A binned_residuals: 24 × 9

	xbar	ybar	n	x.lo	x.hi	se	CI_low	CI_high	group
	<dbl>	<dbl>	<int>	<dbl>	<dbl>	<dbl>	<dbl>	<dbl>	<chr>
conf_int	0.0009379625	-0.04178677	23	7.190053e-05	0.001845559	0.004780543	-0.1158793	0.032305796	no
conf_int1	0.0030236387	-0.07712111	24	1.897157e-03	0.004319643	0.004275154	-0.1483579	-0.005884315	no
conf_int2	0.0054739696	-0.10450147	24	4.374413e-03	0.007189815	0.003115474	-0.1757383	-0.033264675	no
⋮	⋮	⋮	⋮	⋮	⋮	⋮	⋮	⋮	⋮
conf_int21	0.9953239	0.09486664	24	0.9918863	0.9973316	0.007948755	0.02362984	0.1661034	no
conf_int22	0.9986466	0.05095846	24	0.9976117	0.9994714	0.004327612	-0.02027833	0.1221953	no
conf_int23	0.9998101	0.01630470	24	0.9994960	0.9999997	0.004362187	-0.05493210	0.0875415	no

Then, we can obtain the binned residual plot via the function plot(). The resulting plot is a ggplot object.

plot(diagnostic_bins) +
  theme(
    plot.title = element_text(size = 30, face = "bold"),
    plot.subtitle = element_text(size = 23), 
    axis.text = element_text(size = 21),
    axis.title = element_text(size = 27),
    legend.text = element_text(size = 21),
    legend.title = element_text(size = 21, face = "bold")
  )

The plot above corresponds to binary_log_model_2. Function binned_residuals() does the following:

• Unless specified, the default number of bins is \(\lceil \sqrt{n} \rceil\) as in the ceiling function: ceiling(sqrt(n)). For the dataset breast_cancer we have \(n = 569\), leading to 24 bins (i.e. 24 points in the plot).

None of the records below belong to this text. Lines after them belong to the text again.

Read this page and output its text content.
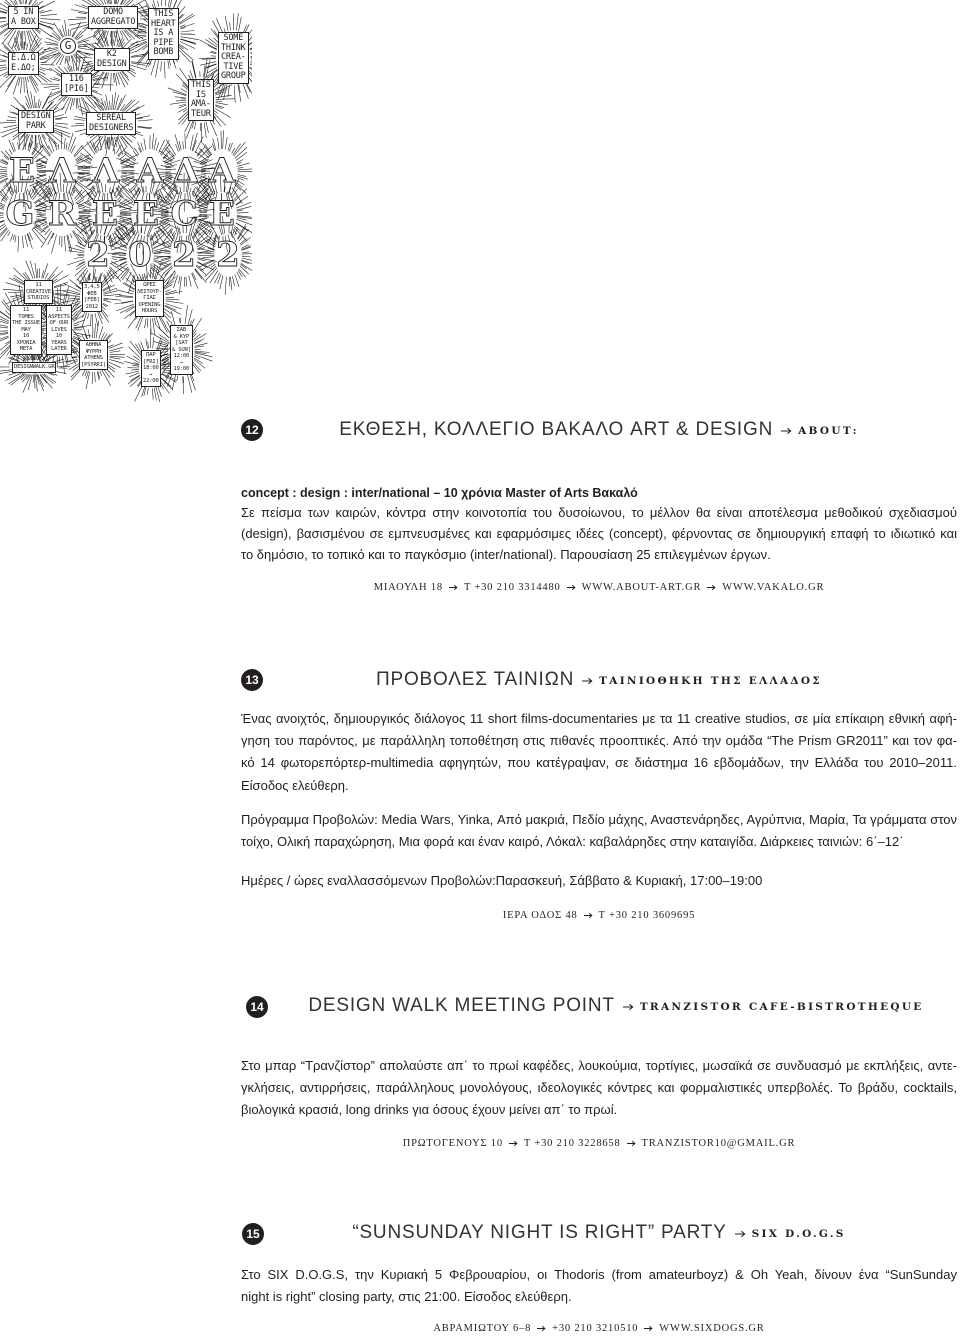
Ε Λ Λ Α Δ Α
G R E E C E
2 0 2 2
5 IN
A BOX
Ε.Δ.Ω
Ε.ΔΟ;
G
116
[PI6]
DESIGN
PARK
DOMO
AGGREGATO
K2
DESIGN
SEREAL
DESIGNERS
THIS
HEART
IS A
PIPE
BOMB
THIS
IS
AMA-
TEUR
SOME
THINK
CREA-
TIVE
GROUP
11
CREATIVE
STUDIOS
11
TOMES
THE ISSUE
MAY
10
ΧΡΟΝΙΑ
ΜΕΤΑ
11
ASPECTS
OF OUR
LIVES
10
YEARS
LATER
DESIGNWALK.GR
3,4,5
ΦΕΒ
[FEB]
2012
ΑΘΗΝΑ
ΨΥΡΡΗ
ATHENS
[PSYRRI]
ΩΡΕΣ
ΛΕΙΤΟΥΡ-
ΓΙΑΣ
OPENING
HOURS
ΣΑΒ
& ΚΥΡ
[SAT
& SUN]
12:00
→
19:00
ΠΑΡ
[FRI]
18:00
→
22:00
12	ΕΚΘΕΣΗ, ΚΟΛΛΕΓΙΟ ΒΑΚΑΛΟ ART & DESIGN ABOUT:
concept : design : inter/national – 10 χρόνια Master of Arts Βακαλό
Σε πείσμα των καιρών, κόντρα στην κοινοτοπία του δυσοίωνου, το μέλλον θα είναι αποτέλεσμα μεθοδικού σχεδιασμού
(design), βασισμένου σε εμπνευσμένες και εφαρμόσιμες ιδέες (concept), φέρνοντας σε δημιουργική επαφή το ιδιωτικό και
το δημόσιο, το τοπικό και το παγκόσμιο (inter/national). Παρουσίαση 25 επιλεγμένων έργων.
ΜΙΑΟΥΛΗ 18 T +30 210 3314480 WWW.ABOUT-ART.GR WWW.VAKALO.GR
13	ΠΡΟΒΟΛΕΣ ΤΑΙΝΙΩΝ ΤΑΙΝΙΟΘΗΚΗ ΤΗΣ ΕΛΛΑΔΟΣ
Ένας ανοιχτός, δημιουργικός διάλογος 11 short films-documentaries με τα 11 creative studios, σε μία επίκαιρη εθνική αφή-
γηση του παρόντος, με παράλληλη τοποθέτηση στις πιθανές προοπτικές. Από την ομάδα “The Prism GR2011” και τον φα-
κό 14 φωτορεπόρτερ-multimedia αφηγητών, που κατέγραψαν, σε διάστημα 16 εβδομάδων, την Ελλάδα του 2010–2011.
Είσοδος ελεύθερη.
Πρόγραμμα Προβολών: Media Wars, Yinka, Από μακριά, Πεδίο μάχης, Αναστενάρηδες, Αγρύπνια, Μαρία, Τα γράμματα στον
τοίχο, Ολική παραχώρηση, Μια φορά και έναν καιρό, Λόκαλ: καβαλάρηδες στην καταιγίδα. Διάρκειες ταινιών: 6΄–12΄
Ημέρες / ώρες εναλλασσόμενων Προβολών:Παρασκευή, Σάββατο & Κυριακή, 17:00–19:00
ΙΕΡΑ ΟΔΟΣ 48 T +30 210 3609695
14	DESIGN WALK MEETING POINT TRANZISTOR CAFE-BISTROTHEQUE
Στο μπαρ “Τρανζίστορ” απολαύστε απ΄ το πρωί καφέδες, λουκούμια, τορτίγιες, μωσαϊκά σε συνδυασμό με εκπλήξεις, αντε-
γκλήσεις, αντιρρήσεις, παράλληλους μονολόγους, ιδεολογικές κόντρες και φορμαλιστικές υπερβολές. Το βράδυ, cocktails,
βιολογικά κρασιά, long drinks για όσους έχουν μείνει απ΄ το πρωί.
ΠΡΩΤΟΓΕΝΟΥΣ 10 T +30 210 3228658 TRANZISTOR10@GMAIL.GR
15	“SUNSUNDAY NIGHT IS RIGHT” PARTY SIX D.O.G.S
Στο SIX D.O.G.S, την Κυριακή 5 Φεβρουαρίου, οι Thodoris (from amateurboyz) & Oh Yeah, δίνουν ένα “SunSunday
night is right” closing party, στις 21:00. Είσοδος ελεύθερη.
ΑΒΡΑΜΙΩΤΟΥ 6–8 +30 210 3210510 WWW.SIXDOGS.GR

• The \(n\) fitted values \(\hat{p}_i\) are ordered from smallest to largest.

• The ordered fitted values \(\hat{p}_1 < \hat{p}_2 < \dots < \hat{p}_n\) are equally split in the \(\lceil \sqrt(n) \rceil\) bins.

• The respective average fitted value per bin is mapped onto the \(x\)-axis.

• The corresponding average raw residual \(\bar{r}_j\) for the \(j\)th bin is mapped on the \(y\)-axis. Recall the \(i\)th raw residual is \(r_i = y_i - \hat{p}_i\).

• The 95% bounds of confidence are computed as \(\pm 1.96 \times \left( \frac{s_{r_j}}{\sqrt{n_j}} \right)\) centred at \(0\) on the \(y\)-axis; where \(s_{r_j}\) is the sample standard deviation of the raw residuals in the \(j\)th bin with \(n_j\) observations, and \(1.96\) is the \(97.5th\) percentile of the Standard Normal distribution.

• One would expect to have \(95\%\) of the points to be within the bounds to have a good model fit. We can check this via the below code on column group in diagnostic_bins.

prop.table(table(as.factor(diagnostic_bins$group)))

       no       yes 
0.5416667 0.4583333 

Therefore, using a binned residual plot for binary_log_model_2, we can conclude this model is not a good for our training data.